Newman had already committed to an impressive stage production based on the music video for My Last Breath.

Inspired by Wim Hof, aka The Iceman, a Dutch extreme athlete known for his ability to withstand freezing temperatures, he wanted the stage lit up like "an icy tundra".

"We were going to have a big cube of water and all the water was going to disappear on to the screens," he explains excitedly.

"It was going to be a big tidal wave. It was going to be epic. You get the plans and you think 'I can't believe they're going to actually make that', so I was very excited to see it all come together. But obviously, that's not going to happen now."

The question on everybody's lips is, of course, will he compete again? So far, the contest's producer, the European Broadcasting Union, has confirmed that Eurovision will return to Rotterdam in 2021.

On top of that, this year's song entries will not be eligible next year, but artists may re-enter with a new song.

Newman is keen to have another stab at success, but must await the BBC, who hold the final decision, along with BMG.

"I feel like I need to finish what I started," Newman asserts.

"I have learnt so much through the Eurovision community, and it's such an amazing world. I want to carry on what I have started. But it's up to the BBC and what they want to do."

Despite the contest being absent from our lives, Newman is riding high off the back of the promotional campaign for the Eurovision that never was. He has a new single out, the soaring ballad Enough, and an album in the works, which he is working on over Zoom.

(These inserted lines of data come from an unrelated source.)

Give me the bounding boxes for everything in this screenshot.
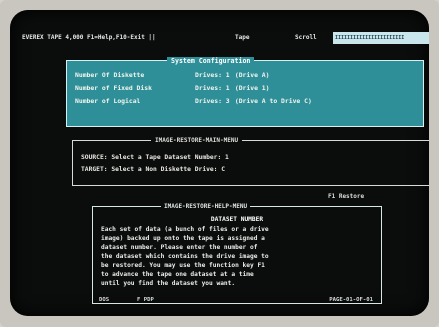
monitor-bezel: EVEREX TAPE 4,000 F1=Help,F10-Exit || Ta… [0,0,439,327]
help-text-line: dataset number. Please enter the number … [101,244,258,251]
menu-item-scroll[interactable]: Scroll [295,34,317,41]
system-configuration-panel: System Configuration Number Of Diskette D… [66,57,424,127]
config-detail: (Drive A) [234,71,270,79]
app-title: EVEREX TAPE 4,000 F1=Help,F10-Exit || [22,34,156,41]
config-row-diskette: Number Of Diskette Drives: 1 (Drive A) [75,71,270,79]
help-text-line: Each set of data (a bunch of files or a … [101,226,269,233]
config-row-logical: Number of Logical Drives: 3 (Drive A to D… [75,97,312,105]
target-drive-field[interactable]: TARGET: Select a Non Diskette Drive: C [81,166,225,173]
status-field: IIIIIIIIIIIIIIIIIIIIIII [333,32,429,44]
f1-restore-hint[interactable]: F1 Restore [328,193,364,200]
menu-bar: EVEREX TAPE 4,000 F1=Help,F10-Exit || Ta… [10,32,429,46]
help-text-line: until you find the dataset you want. [101,280,236,287]
help-heading: DATASET NUMBER [210,216,264,223]
restore-main-menu: IMAGE-RESTORE-MAIN-MENU SOURCE: Select a… [72,137,429,186]
config-count: Drives: 1 [195,84,230,92]
system-configuration-title: System Configuration [167,57,255,65]
help-text-line: be restored. You may use the function ke… [101,262,265,269]
config-count: Drives: 1 [195,71,230,79]
help-text-line: to advance the tape one dataset at a tim… [101,271,254,278]
menu-item-tape[interactable]: Tape [235,34,249,41]
footer-pgdn[interactable]: F PDP [137,297,154,303]
footer-page-indicator: PAGE-01-OF-01 [329,297,373,303]
restore-help-menu: IMAGE-RESTORE-HELP-MENU DATASET NUMBER E… [92,203,382,304]
config-label: Number of Fixed Disk [75,84,152,92]
config-count: Drives: 3 [195,97,230,105]
config-detail: (Drive A to Drive C) [234,97,312,105]
source-dataset-field[interactable]: SOURCE: Select a Tape Dataset Number: 1 [81,154,229,161]
help-text-line: the dataset which contains the drive ima… [101,253,269,260]
config-label: Number of Logical [75,97,141,105]
config-detail: (Drive 1) [234,84,270,92]
restore-help-title: IMAGE-RESTORE-HELP-MENU [161,203,251,210]
config-label: Number Of Diskette [75,71,145,79]
restore-main-menu-title: IMAGE-RESTORE-MAIN-MENU [151,137,243,144]
footer-dos[interactable]: DOS [99,297,109,303]
help-text-line: image) backed up onto the tape is assign… [101,235,265,242]
config-row-fixed-disk: Number of Fixed Disk Drives: 1 (Drive 1) [75,84,270,92]
crt-screen: EVEREX TAPE 4,000 F1=Help,F10-Exit || Ta… [10,10,429,316]
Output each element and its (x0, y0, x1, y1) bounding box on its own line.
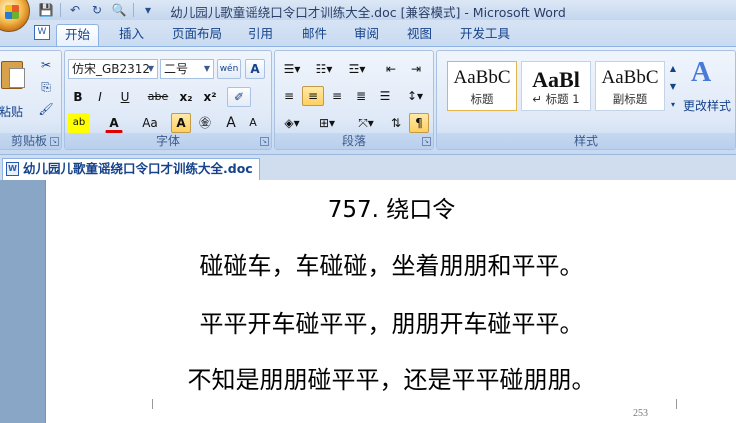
style-title[interactable]: AaBbC 标题 (447, 61, 517, 111)
styles-group-label: 样式 (437, 133, 735, 149)
bold-button[interactable]: B (68, 87, 88, 107)
chevron-down-icon: ▼ (147, 64, 155, 73)
font-group-label: 字体 (65, 133, 271, 149)
chevron-down-icon: ▼ (203, 64, 211, 73)
bullets-icon[interactable]: ☰▾ (278, 59, 306, 79)
show-marks-icon[interactable]: ¶ (409, 113, 429, 133)
poem-heading: 757. 绕口令 (327, 197, 456, 223)
tab-mailings[interactable]: 邮件 (294, 24, 335, 46)
font-launcher-icon[interactable]: ↘ (260, 137, 269, 146)
title-bar: 💾 ↶ ↻ 🔍 ▾ 幼儿园儿歌童谣绕口令口才训练大全.doc [兼容模式] - … (0, 0, 736, 32)
grow-font-button[interactable]: A (221, 113, 241, 133)
paragraph-group: ☰▾ ☷▾ ☲▾ ⇤ ⇥ ≡ ≡ ≡ ≣ ☰ ↕▾ ◈▾ ⊞▾ ⤧▾ ⇅ ¶ 段… (274, 50, 434, 150)
tab-insert[interactable]: 插入 (111, 24, 152, 46)
font-color-icon[interactable]: A (105, 113, 123, 133)
style-name: 标题 (470, 92, 494, 106)
tab-developer[interactable]: 开发工具 (452, 24, 518, 46)
window-title: 幼儿园儿歌童谣绕口令口才训练大全.doc [兼容模式] - Microsoft … (170, 5, 566, 20)
poem-line: 碰碰车，车碰碰，坐着朋朋和平平。 (199, 252, 584, 280)
chinese-layout-icon[interactable]: ⤧▾ (351, 113, 381, 133)
distributed-icon[interactable]: ☰ (374, 86, 396, 106)
style-subtitle[interactable]: AaBbC 副标题 (595, 61, 665, 111)
borders-icon[interactable]: ⊞▾ (313, 113, 341, 133)
style-sample: AaBbC (601, 67, 659, 88)
justify-icon[interactable]: ≣ (350, 86, 372, 106)
character-border-button[interactable]: A (245, 59, 265, 79)
tab-view[interactable]: 视图 (399, 24, 440, 46)
change-styles-label[interactable]: 更改样式 (683, 97, 731, 114)
style-sample: AaBbC (453, 67, 511, 88)
tab-page-layout[interactable]: 页面布局 (164, 24, 230, 46)
paste-label: 粘贴 (0, 105, 24, 119)
italic-button[interactable]: I (90, 87, 110, 107)
document-tab[interactable]: W 幼儿园儿歌童谣绕口令口才训练大全.doc (2, 158, 260, 180)
styles-scroll-up-icon[interactable]: ▲ (667, 59, 679, 75)
crop-mark (152, 399, 153, 409)
poem-line: 不知是朋朋碰平平，还是平平碰朋朋。 (187, 366, 596, 394)
paragraph-launcher-icon[interactable]: ↘ (422, 137, 431, 146)
change-styles-icon[interactable]: A (691, 57, 721, 88)
font-size-value: 二号 (164, 62, 189, 76)
superscript-button[interactable]: x² (199, 87, 221, 107)
phonetic-guide-button[interactable]: wén (217, 59, 241, 79)
styles-group: AaBbC 标题 AaBl ↵ 标题 1 AaBbC 副标题 ▲ ▼ ▾ A 更… (436, 50, 736, 150)
style-sample: AaBl (532, 67, 580, 92)
change-case-button[interactable]: Aa (137, 113, 163, 133)
styles-scroll-down-icon[interactable]: ▼ (667, 77, 679, 93)
document-tab-bar: W 幼儿园儿歌童谣绕口令口才训练大全.doc (0, 154, 736, 180)
ribbon-tabs: W 开始 插入 页面布局 引用 邮件 审阅 视图 开发工具 (0, 20, 736, 46)
page-number: 253 (633, 408, 648, 419)
paragraph-group-label: 段落 (275, 133, 433, 149)
ribbon: 粘贴 ✂ ⎘ 🖌 剪贴板 ↘ 仿宋_GB2312 ▼ 二号 ▼ wén A B … (0, 46, 736, 154)
document-page[interactable]: 757. 绕口令 碰碰车，车碰碰，坐着朋朋和平平。 平平开车碰平平，朋朋开车碰平… (45, 180, 736, 423)
style-name: ↵ 标题 1 (532, 92, 580, 106)
clipboard-icon (1, 61, 25, 89)
font-size-combo[interactable]: 二号 ▼ (160, 59, 214, 79)
styles-more-icon[interactable]: ▾ (667, 95, 679, 111)
shading-icon[interactable]: ◈▾ (278, 113, 306, 133)
multilevel-list-icon[interactable]: ☲▾ (342, 59, 372, 79)
line-spacing-icon[interactable]: ↕▾ (401, 86, 429, 106)
highlight-color-icon[interactable]: ab (68, 113, 90, 133)
clipboard-group: 粘贴 ✂ ⎘ 🖌 剪贴板 ↘ (0, 50, 62, 150)
poem-line: 平平开车碰平平，朋朋开车碰平平。 (199, 310, 584, 338)
word-doc-icon: W (34, 25, 50, 40)
underline-button[interactable]: U (112, 87, 138, 107)
enclose-characters-icon[interactable]: ㊎ (195, 113, 215, 133)
document-area: 757. 绕口令 碰碰车，车碰碰，坐着朋朋和平平。 平平开车碰平平，朋朋开车碰平… (0, 180, 736, 423)
office-logo-icon (5, 5, 19, 19)
strikethrough-button[interactable]: abe (145, 87, 171, 107)
numbering-icon[interactable]: ☷▾ (310, 59, 338, 79)
copy-icon[interactable]: ⎘ (37, 77, 55, 97)
clear-formatting-icon[interactable]: ✐ (227, 87, 251, 107)
style-name: 副标题 (612, 92, 648, 106)
font-group: 仿宋_GB2312 ▼ 二号 ▼ wén A B I U abe x₂ x² ✐… (64, 50, 272, 150)
sort-icon[interactable]: ⇅ (385, 113, 407, 133)
shrink-font-button[interactable]: A (243, 113, 263, 133)
tab-review[interactable]: 审阅 (346, 24, 387, 46)
word-doc-icon: W (6, 162, 19, 176)
font-name-combo[interactable]: 仿宋_GB2312 ▼ (68, 59, 158, 79)
align-left-icon[interactable]: ≡ (278, 86, 300, 106)
align-right-icon[interactable]: ≡ (326, 86, 348, 106)
format-painter-icon[interactable]: 🖌 (37, 99, 55, 119)
align-center-icon[interactable]: ≡ (302, 86, 324, 106)
tab-home[interactable]: 开始 (56, 24, 100, 46)
paste-button[interactable]: 粘贴 (0, 57, 27, 119)
clipboard-launcher-icon[interactable]: ↘ (50, 137, 59, 146)
increase-indent-icon[interactable]: ⇥ (405, 59, 427, 79)
document-tab-label: 幼儿园儿歌童谣绕口令口才训练大全.doc (23, 161, 253, 176)
font-name-value: 仿宋_GB2312 (72, 62, 151, 76)
tab-references[interactable]: 引用 (240, 24, 281, 46)
character-shading-icon[interactable]: A (171, 113, 191, 133)
cut-icon[interactable]: ✂ (37, 55, 55, 75)
style-heading-1[interactable]: AaBl ↵ 标题 1 (521, 61, 591, 111)
decrease-indent-icon[interactable]: ⇤ (380, 59, 402, 79)
crop-mark (676, 399, 677, 409)
subscript-button[interactable]: x₂ (175, 87, 197, 107)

"I'm literally so busy without even having to leave the kitchen," he laughs, sounding genuinely surprised.

He also featured in the BBC's replacement Eurovision coverage, Come Together hosted by Graham Norton, where the public voted for their favourite entry of all time (Abba's Waterloo came out top, obviously).

He also secured screen time during Shine A Light, which was organised to honour all the 41 songs which would have made up this year's contest, in a non-competitive format.

His brother, best known for the track Love Me Again, has been a guiding presence throughout.

"My brother was like, 'Keep going. In the music industry nothing is guaranteed anyway'."

Newman may be disappointed, but he's philosophical about the realities of his situation.

"I might not be in Rotterdam but I'm still so busy. It's a really nice feeling because it's almost like... all is not lost."

:: James Newman's new single Enough is out now.